Question asked by pgo on Feb 14, 2008
Latest reply on Jun 25, 2008 by Dan Leech
I have a number of TBDML boards that use 74LCV2G125 as the BDM interface IC.  This is a quad 3-state buffer.  I've been able to adapt the OSBDM code to work with these quite easily but in the process I have a question about the operation of the OSBDM boards that use the 74LVC1T45 ICs (a single bi-directional buffer). 
In the TBDML boards the BDM_IN(PTA.6) and BDM_OUT(PTA.7) pins are isolated while in the OSBDML they are connected together to form BDM_INOUT.  My query relates to how this works in the bdm_rx() routines.  These routines need to be able to drive the BDM pin Low and then 3-state(to read the BDM input value).  It does this by manipulating BDM_INOUT via PTA.7,  and controlling the direction of the 74LVC1T45 buffer using  BDM_DIR(PTA.4).  The relevent code is as follows:
1.   CLRX                    // prepare HX to point to PTA
2.   CLRH
3.   LDA   #RESET_OUT_MASK  // contents of A will be driven to PTA in order to switch the driver off
3a.

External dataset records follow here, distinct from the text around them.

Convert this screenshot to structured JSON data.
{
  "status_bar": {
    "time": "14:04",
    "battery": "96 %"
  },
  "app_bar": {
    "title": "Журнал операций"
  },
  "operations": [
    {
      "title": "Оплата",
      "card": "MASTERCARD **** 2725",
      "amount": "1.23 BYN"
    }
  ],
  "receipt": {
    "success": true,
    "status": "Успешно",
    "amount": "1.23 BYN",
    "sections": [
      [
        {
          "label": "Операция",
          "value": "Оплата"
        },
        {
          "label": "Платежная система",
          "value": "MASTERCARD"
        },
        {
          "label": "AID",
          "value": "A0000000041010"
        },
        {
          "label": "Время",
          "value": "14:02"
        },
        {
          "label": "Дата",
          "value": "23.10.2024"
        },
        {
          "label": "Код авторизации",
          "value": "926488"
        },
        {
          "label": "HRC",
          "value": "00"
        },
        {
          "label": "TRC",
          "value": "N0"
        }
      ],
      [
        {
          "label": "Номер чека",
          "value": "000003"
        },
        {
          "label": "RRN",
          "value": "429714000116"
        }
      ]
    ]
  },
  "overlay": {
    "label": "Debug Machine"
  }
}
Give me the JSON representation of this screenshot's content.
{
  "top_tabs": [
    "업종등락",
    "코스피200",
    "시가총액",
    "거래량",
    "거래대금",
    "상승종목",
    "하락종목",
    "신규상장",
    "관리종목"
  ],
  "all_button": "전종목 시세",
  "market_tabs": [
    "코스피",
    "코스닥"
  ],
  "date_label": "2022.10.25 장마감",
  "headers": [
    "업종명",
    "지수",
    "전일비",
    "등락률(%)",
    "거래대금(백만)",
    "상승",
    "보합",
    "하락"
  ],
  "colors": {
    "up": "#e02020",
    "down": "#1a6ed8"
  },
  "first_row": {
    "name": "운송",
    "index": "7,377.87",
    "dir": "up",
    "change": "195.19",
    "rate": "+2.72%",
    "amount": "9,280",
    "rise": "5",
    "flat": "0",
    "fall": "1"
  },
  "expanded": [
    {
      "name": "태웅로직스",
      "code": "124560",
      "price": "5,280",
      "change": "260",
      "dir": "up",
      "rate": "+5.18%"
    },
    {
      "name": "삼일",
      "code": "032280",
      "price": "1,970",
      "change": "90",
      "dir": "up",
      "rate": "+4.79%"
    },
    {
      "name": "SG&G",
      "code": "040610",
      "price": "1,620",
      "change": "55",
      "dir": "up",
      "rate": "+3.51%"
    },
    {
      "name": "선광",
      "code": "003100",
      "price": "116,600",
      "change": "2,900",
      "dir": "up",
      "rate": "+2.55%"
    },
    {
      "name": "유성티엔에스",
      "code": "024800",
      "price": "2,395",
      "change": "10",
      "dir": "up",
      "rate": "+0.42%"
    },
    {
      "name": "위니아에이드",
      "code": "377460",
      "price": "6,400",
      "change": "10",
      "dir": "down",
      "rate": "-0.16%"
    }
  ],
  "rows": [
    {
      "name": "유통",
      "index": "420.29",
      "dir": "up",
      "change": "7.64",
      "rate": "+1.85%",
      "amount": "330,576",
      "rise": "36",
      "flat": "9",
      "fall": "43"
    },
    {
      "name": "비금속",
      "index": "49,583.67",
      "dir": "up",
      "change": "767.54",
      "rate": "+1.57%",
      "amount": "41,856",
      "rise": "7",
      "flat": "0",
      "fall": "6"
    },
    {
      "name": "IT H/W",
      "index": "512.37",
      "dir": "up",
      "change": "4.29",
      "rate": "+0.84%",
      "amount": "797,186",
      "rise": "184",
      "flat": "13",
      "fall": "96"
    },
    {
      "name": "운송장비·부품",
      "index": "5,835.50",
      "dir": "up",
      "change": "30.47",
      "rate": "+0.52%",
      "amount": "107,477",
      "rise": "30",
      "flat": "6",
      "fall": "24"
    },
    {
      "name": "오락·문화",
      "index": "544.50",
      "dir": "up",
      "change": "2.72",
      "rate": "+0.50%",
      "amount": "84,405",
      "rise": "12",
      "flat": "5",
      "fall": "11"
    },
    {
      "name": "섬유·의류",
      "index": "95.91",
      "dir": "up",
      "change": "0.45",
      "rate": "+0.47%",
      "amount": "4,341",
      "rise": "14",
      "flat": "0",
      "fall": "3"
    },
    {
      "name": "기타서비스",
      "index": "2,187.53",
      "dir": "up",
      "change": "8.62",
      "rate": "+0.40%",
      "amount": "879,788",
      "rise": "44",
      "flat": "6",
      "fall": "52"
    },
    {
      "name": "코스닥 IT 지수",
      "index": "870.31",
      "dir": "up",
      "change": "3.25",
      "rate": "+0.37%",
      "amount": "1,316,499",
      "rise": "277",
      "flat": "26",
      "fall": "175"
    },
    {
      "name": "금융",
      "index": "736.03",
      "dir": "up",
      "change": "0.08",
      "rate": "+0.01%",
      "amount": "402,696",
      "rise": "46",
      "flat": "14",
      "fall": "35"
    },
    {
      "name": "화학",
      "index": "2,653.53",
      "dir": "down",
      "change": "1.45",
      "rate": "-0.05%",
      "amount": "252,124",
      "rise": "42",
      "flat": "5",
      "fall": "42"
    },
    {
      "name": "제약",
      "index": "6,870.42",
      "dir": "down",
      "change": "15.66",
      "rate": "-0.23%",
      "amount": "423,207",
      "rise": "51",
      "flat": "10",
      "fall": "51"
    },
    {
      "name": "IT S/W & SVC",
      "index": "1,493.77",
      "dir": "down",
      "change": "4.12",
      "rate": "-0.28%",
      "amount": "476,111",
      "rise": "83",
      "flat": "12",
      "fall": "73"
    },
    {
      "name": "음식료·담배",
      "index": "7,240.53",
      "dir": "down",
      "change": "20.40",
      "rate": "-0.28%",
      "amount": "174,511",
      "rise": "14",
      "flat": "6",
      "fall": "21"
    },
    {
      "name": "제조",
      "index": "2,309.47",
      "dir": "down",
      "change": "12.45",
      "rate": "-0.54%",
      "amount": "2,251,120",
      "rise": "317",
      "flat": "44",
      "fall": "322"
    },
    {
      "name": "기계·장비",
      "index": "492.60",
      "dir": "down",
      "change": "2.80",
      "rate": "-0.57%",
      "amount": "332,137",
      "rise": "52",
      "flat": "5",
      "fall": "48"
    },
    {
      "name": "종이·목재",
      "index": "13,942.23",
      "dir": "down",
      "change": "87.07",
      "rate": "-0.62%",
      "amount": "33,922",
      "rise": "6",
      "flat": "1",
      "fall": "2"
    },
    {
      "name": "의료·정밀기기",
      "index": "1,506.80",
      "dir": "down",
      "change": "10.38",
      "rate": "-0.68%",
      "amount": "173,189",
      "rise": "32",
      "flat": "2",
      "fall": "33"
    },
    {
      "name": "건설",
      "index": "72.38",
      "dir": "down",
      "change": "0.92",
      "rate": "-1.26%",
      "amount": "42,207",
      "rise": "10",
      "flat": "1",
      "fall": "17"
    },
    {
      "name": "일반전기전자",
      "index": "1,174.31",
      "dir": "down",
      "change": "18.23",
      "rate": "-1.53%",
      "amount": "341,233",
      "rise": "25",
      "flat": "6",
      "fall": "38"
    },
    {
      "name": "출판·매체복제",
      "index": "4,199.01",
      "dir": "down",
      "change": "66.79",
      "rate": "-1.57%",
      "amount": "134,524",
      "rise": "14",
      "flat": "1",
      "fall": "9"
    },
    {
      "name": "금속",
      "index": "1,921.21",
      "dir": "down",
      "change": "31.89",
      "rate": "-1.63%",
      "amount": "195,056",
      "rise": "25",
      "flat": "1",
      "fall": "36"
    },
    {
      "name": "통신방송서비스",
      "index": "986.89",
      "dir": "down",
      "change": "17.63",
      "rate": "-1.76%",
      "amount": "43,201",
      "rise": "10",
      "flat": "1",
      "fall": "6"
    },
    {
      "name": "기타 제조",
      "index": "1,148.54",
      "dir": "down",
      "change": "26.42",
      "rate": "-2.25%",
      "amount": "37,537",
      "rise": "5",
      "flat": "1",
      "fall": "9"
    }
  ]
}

STA    ,X    /* PTA.7=0, PTA.4=0  (1T45 is BDM_INOUT <= BDM pin)    BDM high impedance */
/* Read a single bit */
4.   BSET  7,0  /* PTA.7=1 , PTA.4=0  (1T45 is BDM_INOUT <= BDM pin)    BDM high impedance */
5.   COM   ,X    /* PTA.7=0, PTA.4=1  (1T45 is BDM_INOUT => BDM pin)    drive BDM low */
6.   STA    ,X    /* PTA.7=0, PTA.4=0  (1T45 is BDM_INOUT <= BDM pin)    BDM high impedance */
7.   LDX    ,X    /* PTA.7=0, PTA.4=0  (1T45 is BDM_INOUT <= BDM pin) load X with BDM_IN */
8.   PSHX        /* store the value on the stack */
9.   CLRX        /* clear X again */

The bit I don't understand is that (for speed reasons?) the code doesn't change the direction of PTA.7 anywhere so I would expect there to be a bus conflict in lines 6,7,8 etc. between PTA.7 and the '1T45.

The above code (with some polarity changes) would work fine with the 74LCV2G125.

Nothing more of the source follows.